Dans le fonctionnement de Saumery, par exemple, l’accueil ne se résume ni à l’acte d’entrer en contact ni à l’arrivée d’une personne quelque part. Il n’est pas non plus l’affaire d’un seul lieu ou d’une personne déterminée.
« L’accueil consiste en une posture quotidienne de la part des résidents et du personnel soignant », expliquent les professionnels, unanimes. Il ne se résume pas à un entretien ou à une réunion, mais prend forme à travers des interventions, des activités et de l’ambiance produites dans la vie quotidienne. « Lors de ma première visite à Saumery, avant ma prise de poste, je ne pouvais pas distinguer qui était qui dans la hiérarchie, ni savoir qui étaient les patients. Cela a donc laissé toute la place à la rencontre ! Les personnes sont accueillies dans leur singularité », se remémore Luis Tomé, infirmier à Saumery depuis 1999. Ici, la clinique est d’abord et avant tout l’affaire d’une rencontre, de ce qui se tisse entre deux êtres humains, poursuit-il. Pourtant, cette approche ne coule pas de source : l’un des troubles importants des psychoses réside dans la distorsion des relations de la personne avec elle-même et avec autrui.
Équipe pluridisciplinaire et polyvalente

À Saumery, le personnel veille à créer des ambiances variées favorisant la mise en place de lieux de parole et d’agencements collectifs pour accueillir la singularité de chacun. Dans cette nouvelle organisation du soin, les soignants sont sollicités afin de pouvoir établir avec chaque patient une nouvelle manière d’entrer en relation avec lui : libérés de certains enjeux de pouvoir, les professionnels estiment gagner en authenticité.
Dans le hall d’accueil, un tableau récapitule les sorties prévues et les différentes activités proposées par l’ensemble des équipes. Le salarié, quelle que soit sa formation initiale, est nommé « moniteur », statut unique qui renvoie au concept de polyvalence, c’est-à-dire d’aptitude potentielle à prendre des responsabilités dans tout le champ institutionnel de la clinique. Les moniteurs sont donc avec, font avec et « vivent » avec les patients. Bien sûr, seuls les infirmiers peuvent distribuer les traitements médicamenteux et pratiquer les soins relevant de leurs missions exclusives, mais à part cela, chacun, selon ses talents, désirs, connaissances et compétences, peut animer un atelier particulier : danse, musique, théâtre, informatique, dessin, cinéma, potager…

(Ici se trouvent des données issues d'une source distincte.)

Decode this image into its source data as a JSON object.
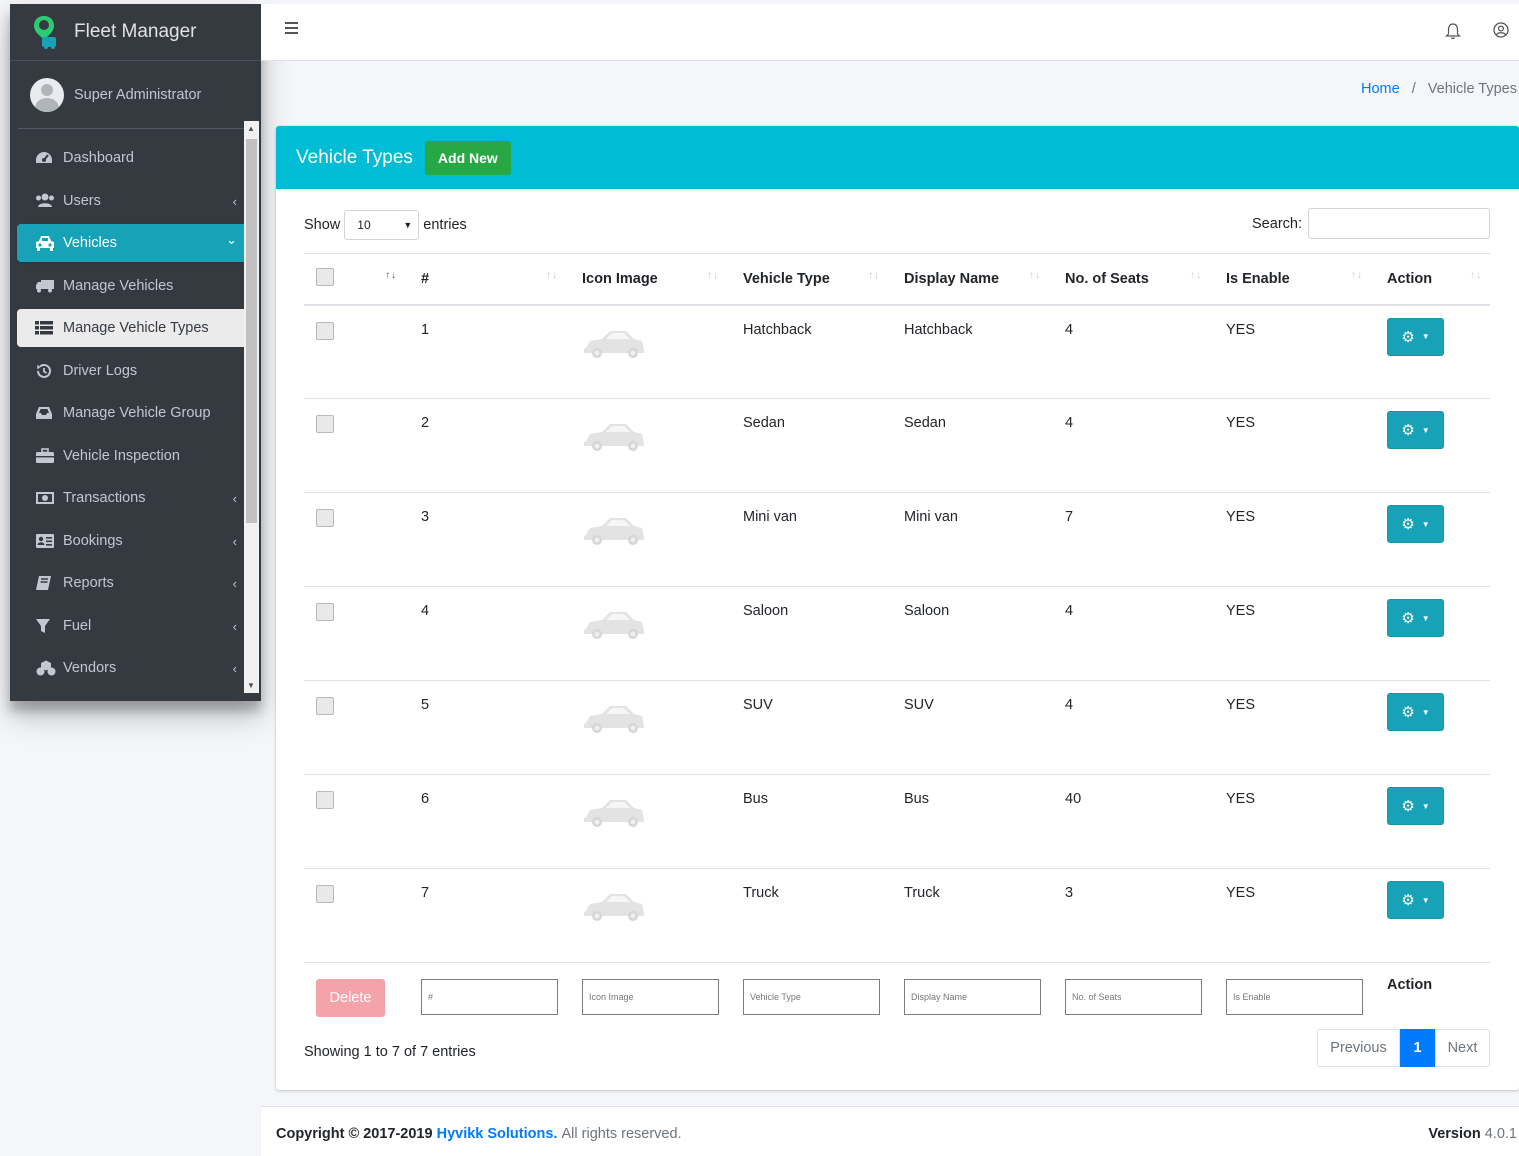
{
  "brand": {
    "name": "Fleet Manager",
    "accent": "#17a2b8"
  },
  "user": {
    "name": "Super Administrator"
  },
  "sidebar": {
    "items": [
      {
        "label": "Dashboard",
        "icon": "tachometer-icon",
        "caret": ""
      },
      {
        "label": "Users",
        "icon": "users-icon",
        "caret": "‹"
      },
      {
        "label": "Vehicles",
        "icon": "taxi-icon",
        "caret": "⌄"
      },
      {
        "label": "Manage Vehicles",
        "icon": "truck-icon",
        "caret": ""
      },
      {
        "label": "Manage Vehicle Types",
        "icon": "list-icon",
        "caret": ""
      },
      {
        "label": "Driver Logs",
        "icon": "history-icon",
        "caret": ""
      },
      {
        "label": "Manage Vehicle Group",
        "icon": "inbox-icon",
        "caret": ""
      },
      {
        "label": "Vehicle Inspection",
        "icon": "briefcase-icon",
        "caret": ""
      },
      {
        "label": "Transactions",
        "icon": "money-icon",
        "caret": "‹"
      },
      {
        "label": "Bookings",
        "icon": "address-card-icon",
        "caret": "‹"
      },
      {
        "label": "Reports",
        "icon": "book-icon",
        "caret": "‹"
      },
      {
        "label": "Fuel",
        "icon": "filter-icon",
        "caret": "‹"
      },
      {
        "label": "Vendors",
        "icon": "cubes-icon",
        "caret": "‹"
      }
    ]
  },
  "breadcrumb": {
    "home": "Home",
    "separator": "/",
    "current": "Vehicle Types"
  },
  "card": {
    "title": "Vehicle Types",
    "add_label": "Add New",
    "header_color": "#00bcd4"
  },
  "table_controls": {
    "show": "Show",
    "entries_value": "10",
    "entries": "entries",
    "search_label": "Search:"
  },
  "table": {
    "columns": [
      "#",
      "Icon Image",
      "Vehicle Type",
      "Display Name",
      "No. of Seats",
      "Is Enable",
      "Action"
    ],
    "rows": [
      {
        "num": "1",
        "type": "Hatchback",
        "display": "Hatchback",
        "seats": "4",
        "enable": "YES"
      },
      {
        "num": "2",
        "type": "Sedan",
        "display": "Sedan",
        "seats": "4",
        "enable": "YES"
      },
      {
        "num": "3",
        "type": "Mini van",
        "display": "Mini van",
        "seats": "7",
        "enable": "YES"
      },
      {
        "num": "4",
        "type": "Saloon",
        "display": "Saloon",
        "seats": "4",
        "enable": "YES"
      },
      {
        "num": "5",
        "type": "SUV",
        "display": "SUV",
        "seats": "4",
        "enable": "YES"
      },
      {
        "num": "6",
        "type": "Bus",
        "display": "Bus",
        "seats": "40",
        "enable": "YES"
      },
      {
        "num": "7",
        "type": "Truck",
        "display": "Truck",
        "seats": "3",
        "enable": "YES"
      }
    ],
    "footer": {
      "delete_label": "Delete",
      "filters": [
        "#",
        "Icon Image",
        "Vehicle Type",
        "Display Name",
        "No. of Seats",
        "Is Enable"
      ],
      "action_label": "Action"
    }
  },
  "pagination": {
    "info": "Showing 1 to 7 of 7 entries",
    "previous": "Previous",
    "page": "1",
    "next": "Next"
  },
  "footer": {
    "copyright_prefix": "Copyright © 2017-2019",
    "company": "Hyvikk Solutions.",
    "rights": "All rights reserved.",
    "version_label": "Version",
    "version_number": "4.0.1"
  }
}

Les journées des patients sont rythmées par ces ateliers, mais aussi structurées par des travaux collectifs tels que la vaisselle, le nettoyage des espaces extérieurs et la participation à la préparation des repas.
« L’idée maîtresse est d’utiliser l’institution comme un laboratoire de liens en passant par des activités partagées, du quotidien vécu ensemble. Il s’agit de créer et pourquoi pas, de rêver ensemble ! Pour retravailler dans les liens ce qui n’a pas fonctionné auparavant et permettre aux personnes de renégocier quelque chose dans leur rapport à eux-mêmes et aux autres », explique Roxanne Hubert, psychologue clinicienne.
Ainsi, ici, le patient est activement inclus dans l’organisation de ses activités et de ses soins. L’ensemble du personnel l’accompagne dans la réalisation de ses projets au sein de l’institution et les soignants moniteurs s’organisent en tant que collectif dans lequel chacun apporte sa compétence.
Club thérapeutique

À Saumery, chaque jour, un club thérapeutique, dirigé sans distinction par des soignants et des soignés, se réunit de 10 h 45 à 11 h 45 afin d’échanger librement autour de thèmes apportés par les participants : organisation d’ateliers (musique, cafétéria, couture…), de sorties (cinéma, château de Chambord…), de voyages thérapeutiques (Belgique, Suède, Chili…) et de services communautaires (cuisine, espaces verts, laverie…).
Si le travail thérapeutique global a pour objectif de permettre au patient de sortir de sa position passive d’objet de soin, le club, lui, est un outil de travail sur l’aliénation sociale, pierre angulaire du dispositif de psychothérapie institutionnelle.
Chaque lundi, lors de l’assemblée générale du club, chaque participant reçoit un exemplaire du journal hebdomadaire, « les passagers du divan », écrit par des patients volontaires. « Il y a un édito, les actualités de Saumery, un agenda avec les activités et sorties, des pages dédiés à la création artistique comme la BD, le collage et aussi une page d’expression libre », explique Manon, résidente à Saumery et vice-trésorière du club depuis un an. « Cela m’a fait sortir de ma coquille de prendre ces responsabilités. Cela m’a beaucoup aidée et je peux dorénavant aider les autres en retour. Cela fait un an et demi que je suis ici et je me sens beaucoup plus à l’aise pour entrer en communication avec les autres. »

Le club thérapeutique représente un cadre favorisant l’autonomie, un lieu de création d’un monde commun. Ce lieu de parole collective, appelé « espace polyphonique » par François Tosquelles, l’un des inventeurs de la psychothérapie institutionnelle (1912-1994), permet de vivifier l’ambiance dans laquelle se passent les soins et favorise la transversalité entre soignants et soignés.
Absence de statut
L’idée de la psychothérapie institutionnelle, pratiquée dans les services du château mais aussi dans d’autres établissements français, est aussi de créer un espace en dehors du système administratif hospitalier afin de redonner aux soignants une certaine liberté d’action, propice à la prise d’initiative dans l’acte et la parole.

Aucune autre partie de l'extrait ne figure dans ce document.